Los Angeles enfile les records, les trafics portuaires étant dopés par les importations (anticipées) des fêtes de fin d'année et la dynamique de consommation. Le premier port américain a annoncé un volume record de 960 597 EVP en août, soit une augmentation de 16 % par rapport à l'année précédente (faible). Il s'agit du mois « non pandémique » le plus chargé jamais enregistré dans le port. Huit mois après le début de l'année 2024, Los Angeles a déjà transporté près d'un million de conteneurs de plus que l'année dernière, soit 6,63 MEVP (8,6 MEVP en 2023).

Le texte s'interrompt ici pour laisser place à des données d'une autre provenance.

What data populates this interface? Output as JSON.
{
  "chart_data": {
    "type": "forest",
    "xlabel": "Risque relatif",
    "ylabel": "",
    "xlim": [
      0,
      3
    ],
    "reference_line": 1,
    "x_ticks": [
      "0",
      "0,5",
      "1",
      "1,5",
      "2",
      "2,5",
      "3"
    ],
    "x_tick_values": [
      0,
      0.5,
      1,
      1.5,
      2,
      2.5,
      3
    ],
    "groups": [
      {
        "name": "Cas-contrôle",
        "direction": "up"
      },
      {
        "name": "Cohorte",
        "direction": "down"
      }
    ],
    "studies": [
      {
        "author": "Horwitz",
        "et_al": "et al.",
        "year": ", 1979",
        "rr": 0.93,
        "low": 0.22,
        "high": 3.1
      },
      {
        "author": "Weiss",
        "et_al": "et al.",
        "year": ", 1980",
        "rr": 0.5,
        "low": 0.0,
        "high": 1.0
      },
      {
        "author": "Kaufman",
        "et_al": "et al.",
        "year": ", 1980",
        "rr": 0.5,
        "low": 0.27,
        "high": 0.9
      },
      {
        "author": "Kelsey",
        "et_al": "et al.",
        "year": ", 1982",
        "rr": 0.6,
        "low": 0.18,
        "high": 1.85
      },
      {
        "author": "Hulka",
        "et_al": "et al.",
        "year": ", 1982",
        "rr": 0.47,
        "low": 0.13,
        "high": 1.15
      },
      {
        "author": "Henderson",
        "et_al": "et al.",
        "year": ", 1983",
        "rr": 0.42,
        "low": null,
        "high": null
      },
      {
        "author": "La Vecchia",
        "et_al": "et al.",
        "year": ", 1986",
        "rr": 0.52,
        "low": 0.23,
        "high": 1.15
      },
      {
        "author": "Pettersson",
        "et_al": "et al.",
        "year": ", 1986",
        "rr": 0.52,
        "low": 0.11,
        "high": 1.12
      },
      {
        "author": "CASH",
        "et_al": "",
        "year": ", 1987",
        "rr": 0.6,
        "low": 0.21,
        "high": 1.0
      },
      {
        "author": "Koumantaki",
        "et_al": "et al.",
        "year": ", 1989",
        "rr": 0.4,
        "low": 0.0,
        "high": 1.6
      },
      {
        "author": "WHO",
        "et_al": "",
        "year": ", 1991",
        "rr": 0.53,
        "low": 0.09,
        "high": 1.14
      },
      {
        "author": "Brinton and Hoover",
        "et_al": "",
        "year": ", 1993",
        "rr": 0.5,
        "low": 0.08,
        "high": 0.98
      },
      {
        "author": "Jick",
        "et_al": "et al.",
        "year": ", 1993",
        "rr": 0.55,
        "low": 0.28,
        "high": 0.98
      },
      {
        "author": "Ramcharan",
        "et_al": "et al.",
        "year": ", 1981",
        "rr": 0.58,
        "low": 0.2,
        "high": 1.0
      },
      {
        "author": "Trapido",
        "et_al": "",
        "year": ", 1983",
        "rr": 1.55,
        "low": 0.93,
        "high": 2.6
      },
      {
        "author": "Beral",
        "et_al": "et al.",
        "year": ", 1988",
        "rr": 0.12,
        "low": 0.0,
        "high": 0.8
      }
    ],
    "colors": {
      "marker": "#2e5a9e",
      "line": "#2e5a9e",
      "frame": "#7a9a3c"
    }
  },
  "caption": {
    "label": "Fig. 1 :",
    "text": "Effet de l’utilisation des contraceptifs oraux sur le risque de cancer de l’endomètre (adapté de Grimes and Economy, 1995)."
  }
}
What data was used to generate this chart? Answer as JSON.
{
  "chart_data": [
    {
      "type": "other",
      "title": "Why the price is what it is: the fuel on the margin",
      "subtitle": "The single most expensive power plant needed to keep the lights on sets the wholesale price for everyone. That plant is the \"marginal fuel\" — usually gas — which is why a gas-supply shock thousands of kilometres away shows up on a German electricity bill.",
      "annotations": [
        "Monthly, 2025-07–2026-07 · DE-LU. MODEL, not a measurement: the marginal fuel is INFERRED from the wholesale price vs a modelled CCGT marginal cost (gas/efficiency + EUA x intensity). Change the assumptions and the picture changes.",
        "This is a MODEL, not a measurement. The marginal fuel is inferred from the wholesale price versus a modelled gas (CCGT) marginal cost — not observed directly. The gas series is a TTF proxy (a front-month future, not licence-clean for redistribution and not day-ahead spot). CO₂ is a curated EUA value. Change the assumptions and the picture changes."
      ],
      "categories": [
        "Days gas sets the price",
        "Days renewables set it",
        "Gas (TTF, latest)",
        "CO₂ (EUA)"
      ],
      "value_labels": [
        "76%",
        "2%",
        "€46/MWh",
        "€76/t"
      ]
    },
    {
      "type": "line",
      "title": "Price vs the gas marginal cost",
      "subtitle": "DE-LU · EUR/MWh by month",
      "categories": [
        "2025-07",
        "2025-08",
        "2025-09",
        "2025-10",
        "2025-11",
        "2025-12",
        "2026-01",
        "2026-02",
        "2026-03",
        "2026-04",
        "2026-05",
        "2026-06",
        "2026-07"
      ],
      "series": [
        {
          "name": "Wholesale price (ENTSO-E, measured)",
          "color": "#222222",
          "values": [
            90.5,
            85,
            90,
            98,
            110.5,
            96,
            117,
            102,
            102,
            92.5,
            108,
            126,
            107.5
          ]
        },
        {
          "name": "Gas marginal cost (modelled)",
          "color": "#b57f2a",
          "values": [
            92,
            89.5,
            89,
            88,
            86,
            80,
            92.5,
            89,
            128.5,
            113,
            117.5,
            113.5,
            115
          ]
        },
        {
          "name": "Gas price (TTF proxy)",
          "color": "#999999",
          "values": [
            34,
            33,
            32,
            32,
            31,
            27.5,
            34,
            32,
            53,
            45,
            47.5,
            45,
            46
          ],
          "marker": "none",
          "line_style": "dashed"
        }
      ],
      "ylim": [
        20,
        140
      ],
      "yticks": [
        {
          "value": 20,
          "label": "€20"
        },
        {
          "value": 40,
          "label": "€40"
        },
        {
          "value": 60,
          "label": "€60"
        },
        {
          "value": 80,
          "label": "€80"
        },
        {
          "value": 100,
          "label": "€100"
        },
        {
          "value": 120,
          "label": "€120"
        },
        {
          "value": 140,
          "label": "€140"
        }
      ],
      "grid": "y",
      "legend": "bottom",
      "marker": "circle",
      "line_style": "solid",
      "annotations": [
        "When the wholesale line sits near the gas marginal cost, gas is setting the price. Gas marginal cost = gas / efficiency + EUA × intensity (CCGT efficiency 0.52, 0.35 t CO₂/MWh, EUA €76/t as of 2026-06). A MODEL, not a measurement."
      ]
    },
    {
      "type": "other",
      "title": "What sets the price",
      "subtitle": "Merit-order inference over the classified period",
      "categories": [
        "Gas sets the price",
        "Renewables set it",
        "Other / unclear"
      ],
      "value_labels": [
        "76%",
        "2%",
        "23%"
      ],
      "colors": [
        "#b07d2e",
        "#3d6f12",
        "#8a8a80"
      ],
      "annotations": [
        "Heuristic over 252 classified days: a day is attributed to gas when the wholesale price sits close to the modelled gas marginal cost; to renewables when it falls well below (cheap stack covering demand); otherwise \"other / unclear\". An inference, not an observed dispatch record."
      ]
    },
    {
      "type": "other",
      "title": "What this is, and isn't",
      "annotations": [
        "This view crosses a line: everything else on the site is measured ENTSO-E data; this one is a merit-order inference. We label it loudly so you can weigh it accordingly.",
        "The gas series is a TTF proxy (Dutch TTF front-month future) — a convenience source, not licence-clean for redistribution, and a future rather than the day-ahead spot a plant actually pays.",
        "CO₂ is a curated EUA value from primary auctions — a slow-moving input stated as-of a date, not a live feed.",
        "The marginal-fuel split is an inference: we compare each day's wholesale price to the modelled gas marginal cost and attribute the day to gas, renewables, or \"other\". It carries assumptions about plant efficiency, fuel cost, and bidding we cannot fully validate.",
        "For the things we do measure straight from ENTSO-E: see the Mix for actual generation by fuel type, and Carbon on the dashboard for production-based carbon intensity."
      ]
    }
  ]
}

Selon les dernières données disponibles, New York/New Jersey a enregistré en juillet son mois le plus actif de tous les temps avec 806 015 EVP, première fois que le port a traité plus de 800 000 EVP au cours d'un mois depuis septembre 2022. Les volumes étaient en hausse de 11 % par rapport à juillet 2023 et de 4 % par rapport à juillet 2022, le précédent record mensuel. Le port est-américain a ainsi cumulé 5,016 MEVP au cours des sept premiers mois de l'année (+ 12 % par rapport à la même période en 2023 et + 16 % par rapport aux sept premiers mois de 2019).

Septembre est traditionnellement l'un des mois les plus chargés pour les importations conteneurisées américaines, les entreprises se préparant aux fêtes de fin d'année. Cependant, cette année, la situation en mer Rouge, les détournements des navires qui allongent les distances, la perspective de mouvements sociaux… ont conduit les détaillants américains à anticiper leurs commandes. Les stocks étant actuellement élevés, la théorie d'une remontée des taux de fret au comptant, qui sont en baisse depuis début septembre, pourrait se fracasser contre cette réalité.

Intervention présidentielle ?

Dans un courrier à l’adresse de l’administration Biden après l’échec des pourparlers entre les syndicats en juin, La puissante National Retail Federation (NRF), ainsi que 158 associations professionnelles, avaient sollicité une intervention présidentielle, comme elles l'avaient fait au temps de la pandémie forçant Joe Biden à descendre sur les quais. Quelque 177 associations viennent de récidiver, appelant « l'administration à s'engager avec les parties à négocier rapidement un nouvel accord tout en maintenant les ports ouverts et la circulation des marchandises ».

La Maison Blanche pourrait sonner la fin de partie – la loi Taft-Hartley de 1947 l’y autorise en cas d’urgence nationale –, mais l’image de briseur de grève pourrait être dévastatrice pour le camp démocrate à deux mois d’un scrutin capital.